We had lost not only a great unionist, but a deeply compassionate woman who could have led this country out of the dark into better and kinder times, had she lived.

With Helen gone, it felt like we were adrift at sea, with no one to sail us to safe harbour. I wondered who would speak for us with the same ferocity, insight and strength. And then I remembered that I, too, have a voice. I, too, am compassionate, strong and insightful. I, too, can fight hard, and speak with an almighty passion. And so that is what I have chosen to do – every day, for as long as I can, as hard as I can and for as many people as I can.

As an equal pay advocate, the work I do is about ensuring the voices of women in this union and in Aotearoa New Zealand are heard. For me, being an equal pay advocate is about standing up and demanding equality, not just for ourselves but for our children.

There are too many children in this country living in extreme poverty; too many families who cannot afford to get into their first home; too many women and children trapped in violent relationships through sheer financial necessity.

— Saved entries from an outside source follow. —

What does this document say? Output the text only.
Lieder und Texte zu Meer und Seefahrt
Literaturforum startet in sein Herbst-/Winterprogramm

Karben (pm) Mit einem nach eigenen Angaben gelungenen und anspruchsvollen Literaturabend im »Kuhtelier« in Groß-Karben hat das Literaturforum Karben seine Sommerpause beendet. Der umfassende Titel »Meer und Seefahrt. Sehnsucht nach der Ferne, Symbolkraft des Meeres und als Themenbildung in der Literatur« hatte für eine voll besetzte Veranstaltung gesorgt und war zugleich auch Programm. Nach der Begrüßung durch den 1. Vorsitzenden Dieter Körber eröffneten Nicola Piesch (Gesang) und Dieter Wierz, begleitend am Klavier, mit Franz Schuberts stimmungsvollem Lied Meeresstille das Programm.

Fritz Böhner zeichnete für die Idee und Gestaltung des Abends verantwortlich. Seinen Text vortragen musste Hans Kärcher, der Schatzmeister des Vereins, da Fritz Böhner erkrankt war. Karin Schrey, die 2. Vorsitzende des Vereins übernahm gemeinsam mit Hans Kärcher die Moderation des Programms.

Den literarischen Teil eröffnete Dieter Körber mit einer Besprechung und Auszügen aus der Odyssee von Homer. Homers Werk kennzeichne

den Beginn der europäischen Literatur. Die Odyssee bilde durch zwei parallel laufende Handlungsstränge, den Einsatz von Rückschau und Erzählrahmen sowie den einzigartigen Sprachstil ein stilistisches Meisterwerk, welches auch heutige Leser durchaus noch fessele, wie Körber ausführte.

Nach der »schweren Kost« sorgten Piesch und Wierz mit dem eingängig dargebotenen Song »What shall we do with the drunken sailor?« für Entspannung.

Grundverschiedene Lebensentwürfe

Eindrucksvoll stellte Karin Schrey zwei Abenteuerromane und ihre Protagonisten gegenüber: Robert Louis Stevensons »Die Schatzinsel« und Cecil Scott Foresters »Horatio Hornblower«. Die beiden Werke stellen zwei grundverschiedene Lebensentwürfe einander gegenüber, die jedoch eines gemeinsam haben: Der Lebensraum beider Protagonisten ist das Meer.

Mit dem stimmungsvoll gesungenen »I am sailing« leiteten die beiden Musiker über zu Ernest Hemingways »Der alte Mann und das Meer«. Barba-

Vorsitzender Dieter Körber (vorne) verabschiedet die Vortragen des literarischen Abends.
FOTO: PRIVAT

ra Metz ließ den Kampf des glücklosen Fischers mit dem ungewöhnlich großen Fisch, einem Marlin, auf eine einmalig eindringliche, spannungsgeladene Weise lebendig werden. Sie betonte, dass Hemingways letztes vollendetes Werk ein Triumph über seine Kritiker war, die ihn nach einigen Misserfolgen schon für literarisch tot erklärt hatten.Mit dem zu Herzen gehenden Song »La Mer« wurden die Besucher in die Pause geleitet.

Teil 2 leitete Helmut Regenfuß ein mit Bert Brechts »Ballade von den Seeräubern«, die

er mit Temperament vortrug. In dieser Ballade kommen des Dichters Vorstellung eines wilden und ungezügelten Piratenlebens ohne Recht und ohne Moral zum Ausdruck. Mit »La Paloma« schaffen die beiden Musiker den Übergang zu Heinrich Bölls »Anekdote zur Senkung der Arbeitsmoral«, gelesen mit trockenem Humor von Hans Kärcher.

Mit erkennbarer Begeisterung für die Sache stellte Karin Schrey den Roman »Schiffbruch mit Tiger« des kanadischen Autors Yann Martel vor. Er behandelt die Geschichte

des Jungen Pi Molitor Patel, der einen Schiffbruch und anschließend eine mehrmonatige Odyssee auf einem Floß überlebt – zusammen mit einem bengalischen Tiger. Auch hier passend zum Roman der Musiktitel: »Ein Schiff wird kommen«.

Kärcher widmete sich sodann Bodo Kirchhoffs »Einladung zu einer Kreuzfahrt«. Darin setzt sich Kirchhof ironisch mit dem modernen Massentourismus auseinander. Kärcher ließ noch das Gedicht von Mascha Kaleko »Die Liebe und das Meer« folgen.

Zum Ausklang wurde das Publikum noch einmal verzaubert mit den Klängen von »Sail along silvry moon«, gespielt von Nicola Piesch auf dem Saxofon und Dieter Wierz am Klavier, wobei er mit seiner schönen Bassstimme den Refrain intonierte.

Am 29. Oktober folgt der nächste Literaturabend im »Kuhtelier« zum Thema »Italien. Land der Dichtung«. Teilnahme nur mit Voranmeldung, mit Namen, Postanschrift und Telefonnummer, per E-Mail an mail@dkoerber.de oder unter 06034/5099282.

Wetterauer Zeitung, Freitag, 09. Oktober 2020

We will not be limited through our incomes and we will not be ignored. If you aren’t already an equal pay advocate – join me!

In solidarity,
Nancy McShane

Equal Pay advocacy around the country

Unsure what being an equal pay advocate involves? We talk to PSA members and allies about simple ways to raise awareness around the importance of equal pay.

Wellington: A sweet deal?

PSA Women’s committee chair and equal pay advocate, Virginia Wilton’s now infamous “muffin run” is using food to fuel conversations on pay equity.

In Wellington, Virginia’s selection of muffins, small for women, large for men, are passed around at morning tea time to prompt conversations on why we pay men more than women.

“The women I work with don’t hesitate to scrap with their colleagues over a large muffin, but unfortunately they aren’t afforded that same choice when it comes to their pay cheque.

“As a society we have decided to pay men more than women, it’s an issue that has implications for families, for human rights and for equality overall.”

Virginia says the muffin run gets a mixed response. Some people are happy to have the chance to talk about feminism at work and some people think it's an unfair comparison.

“Both conversations underline why I do this – it gives people a chance to think about fairness at work and challenges them to question pay inequality,” Virginia says.

Dunedin: Craftivism

PSA staff member Vicki Taylor doesn’t know much about crochet, but she knows how to organise.

If you haven’t heard about it, the craftivism movement came out of this year’s CTU Women’s Conference. Craftivism gets people together to knit, crochet and be creative to support equal pay.

The movement has been embraced by Vicki and a group of Dunedin women, who held weekly crafting sessions in the lead up to Dunedin’s equal pay day of action on 19 August.

The Dunedin pay equity action group, hosted at PSA House, collectively crocheted an equal pay banner with flowers in suggragette colours. Vicki says the circle extends beyond the union movement: “We were really keen to demonstrate that union action doesn’t have to be political and shouty. What we do is craft and dance and talk. We cover off the issues, but we also teach each another new skills.”

Nelson men donate to raise awareness for equal pay

Nelson pay equity partnership convener Pip Jamieson knows how to get the Nelson community involved in the equal pay debate - intercept them when they’re buying their morning coffee!

Pip got together with local café Pomeroy’s Coffee and Tea Co. and radio station The Breeze to highlight the gender pay gap in Nelson. For the duration of the equal pay week of action Pomeroy’s male customers were invited to donate an extra 50 cents for their daily cup of coffee with the week’s proceeds donated to a worthy working Nelson woman.

“For every dollar a man earns a woman earns only 88c. That's about 50 cents for the average cost of a cup of coffee. Men have been receiving more - so it's time for them to pay more,” Pip says.

The stunt was advertised on The Breeze with listeners encouraged to nominate hard-working women to receive the proceeds of the weeks coffees haul. The team raised $200 for the cause.